Talks & Lectures
28 Oct 2019
Babbio Center Room 220

A Single Time-Scale Stochastic Approximation Method for Nested Stochastic Optimization

Department of Mathematics

Abstract:

We study constrained nested stochastic optimization problems in which the objective function is a composition of two smooth functions whose exact values and derivatives are not available. We illustrate the relevance of this problem by applications to stochastic variational inequalities, reinforcement learning, and risk-averse optimization.
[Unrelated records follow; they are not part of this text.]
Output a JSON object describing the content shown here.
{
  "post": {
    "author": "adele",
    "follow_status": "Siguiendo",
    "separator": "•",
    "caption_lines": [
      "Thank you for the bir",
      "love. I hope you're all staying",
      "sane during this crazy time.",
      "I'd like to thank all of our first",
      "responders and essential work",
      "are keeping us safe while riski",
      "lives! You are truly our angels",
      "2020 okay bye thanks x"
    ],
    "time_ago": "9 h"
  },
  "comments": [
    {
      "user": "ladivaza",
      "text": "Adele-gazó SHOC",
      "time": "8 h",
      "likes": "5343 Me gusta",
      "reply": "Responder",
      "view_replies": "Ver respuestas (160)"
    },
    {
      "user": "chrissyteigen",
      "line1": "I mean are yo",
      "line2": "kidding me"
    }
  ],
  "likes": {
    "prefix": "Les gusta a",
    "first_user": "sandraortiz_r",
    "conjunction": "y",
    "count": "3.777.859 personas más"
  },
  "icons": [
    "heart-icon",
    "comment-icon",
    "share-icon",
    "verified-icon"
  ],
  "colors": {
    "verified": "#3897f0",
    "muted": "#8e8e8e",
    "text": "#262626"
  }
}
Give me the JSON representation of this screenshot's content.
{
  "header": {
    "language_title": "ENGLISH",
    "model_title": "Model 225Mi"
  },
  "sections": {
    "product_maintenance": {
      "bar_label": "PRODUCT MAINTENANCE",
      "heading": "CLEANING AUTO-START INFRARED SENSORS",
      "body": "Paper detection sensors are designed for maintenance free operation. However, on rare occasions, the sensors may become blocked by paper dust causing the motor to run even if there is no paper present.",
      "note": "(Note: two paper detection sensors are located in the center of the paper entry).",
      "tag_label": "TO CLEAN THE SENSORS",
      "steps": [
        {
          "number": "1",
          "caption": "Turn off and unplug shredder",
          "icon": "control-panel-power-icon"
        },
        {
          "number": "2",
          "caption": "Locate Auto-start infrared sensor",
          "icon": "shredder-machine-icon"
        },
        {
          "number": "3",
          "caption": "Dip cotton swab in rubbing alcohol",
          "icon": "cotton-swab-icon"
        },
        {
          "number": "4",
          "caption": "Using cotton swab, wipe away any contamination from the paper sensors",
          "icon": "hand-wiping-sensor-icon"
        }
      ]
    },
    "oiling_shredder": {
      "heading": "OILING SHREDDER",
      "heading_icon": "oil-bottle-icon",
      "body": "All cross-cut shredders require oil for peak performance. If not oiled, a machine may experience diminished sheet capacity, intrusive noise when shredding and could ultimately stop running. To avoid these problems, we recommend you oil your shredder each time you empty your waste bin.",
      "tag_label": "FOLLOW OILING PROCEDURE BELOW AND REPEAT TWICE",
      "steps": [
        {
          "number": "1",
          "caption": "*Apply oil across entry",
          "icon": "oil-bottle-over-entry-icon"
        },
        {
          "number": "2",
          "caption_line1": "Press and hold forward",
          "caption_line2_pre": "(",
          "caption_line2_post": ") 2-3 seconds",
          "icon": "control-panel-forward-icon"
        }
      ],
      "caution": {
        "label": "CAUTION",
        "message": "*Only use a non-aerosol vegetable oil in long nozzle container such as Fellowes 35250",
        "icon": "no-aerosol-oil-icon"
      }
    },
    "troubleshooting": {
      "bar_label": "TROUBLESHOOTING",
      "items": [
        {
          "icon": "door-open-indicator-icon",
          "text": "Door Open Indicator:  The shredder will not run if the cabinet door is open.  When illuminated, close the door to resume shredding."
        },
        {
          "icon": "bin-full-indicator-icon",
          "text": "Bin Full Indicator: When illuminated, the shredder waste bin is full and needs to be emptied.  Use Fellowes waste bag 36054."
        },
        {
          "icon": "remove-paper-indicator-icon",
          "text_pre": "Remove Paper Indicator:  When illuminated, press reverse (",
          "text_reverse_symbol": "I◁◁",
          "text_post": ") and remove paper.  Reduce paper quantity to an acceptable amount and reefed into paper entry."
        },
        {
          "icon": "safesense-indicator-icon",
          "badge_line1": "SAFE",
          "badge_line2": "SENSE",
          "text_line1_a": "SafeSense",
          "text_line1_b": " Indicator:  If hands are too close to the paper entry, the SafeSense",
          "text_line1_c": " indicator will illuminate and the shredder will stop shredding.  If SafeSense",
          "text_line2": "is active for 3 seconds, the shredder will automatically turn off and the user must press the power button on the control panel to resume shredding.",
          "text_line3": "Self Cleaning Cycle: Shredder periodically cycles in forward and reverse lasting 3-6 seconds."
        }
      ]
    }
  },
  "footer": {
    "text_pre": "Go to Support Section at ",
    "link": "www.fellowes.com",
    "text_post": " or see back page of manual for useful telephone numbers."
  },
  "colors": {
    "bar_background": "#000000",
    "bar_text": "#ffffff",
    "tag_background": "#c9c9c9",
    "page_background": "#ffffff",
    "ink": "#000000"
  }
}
We propose a single time-scale stochastic approximation algorithm, which we call the Nested Averaged Stochastic Approximation (NASA), to find an approximate stationary point of the problem. The algorithm has two auxiliary averaged sequences (filters) which estimate the gradient of the composite objective function and the inner function value. By using a special Lyapunov function, we show that NASA achieves the sample complexity of ${\cal O}(1/\epsilon^{2})$ for finding an $\epsilon$-approximate stationary point, thus outperforming all extant methods for nested stochastic approximation. Our method and its analysis are the same for both unconstrained and constrained problems, without any need of batch samples for constrained nonconvex stochastic optimization. We also present a simplified parameter-free variant of the NASA method for solving constrained single level stochastic optimization problems, and we prove the same complexity result for both unconstrained and constrained problems.

This is a joint work with Saeed Ghadimi and Mengdi Wang from Princeton University.

Bio

Andrzej Ruszczynski received his PhD and habilitation degrees in control engineering from Warsaw University of Technology. He has been affiliated with Warsaw University of Technology (Poland), University of Zurich (Switzerland), International Institute of Applied Systems Analysis (Laxenburg, Austria), Princeton University, University of Wisconsin-Madison, and Rutgers University. Dr. Ruszczynski is one of the creators of and main contributors to the field of risk-averse optimization, author of "Nonlinear Optimization" (Princeton University Press, 2006), co-author of "Lectures on Stochastic Programming" (SIAM, 2009), "Stochastic Programming" (Elsevier, 2003), and author of more than 100 articles in the area of optimization. He is the recipient of the 2018 Dantzig Prize of SIAM and the Mathematical Optimization Society, and an INFORMS fellow.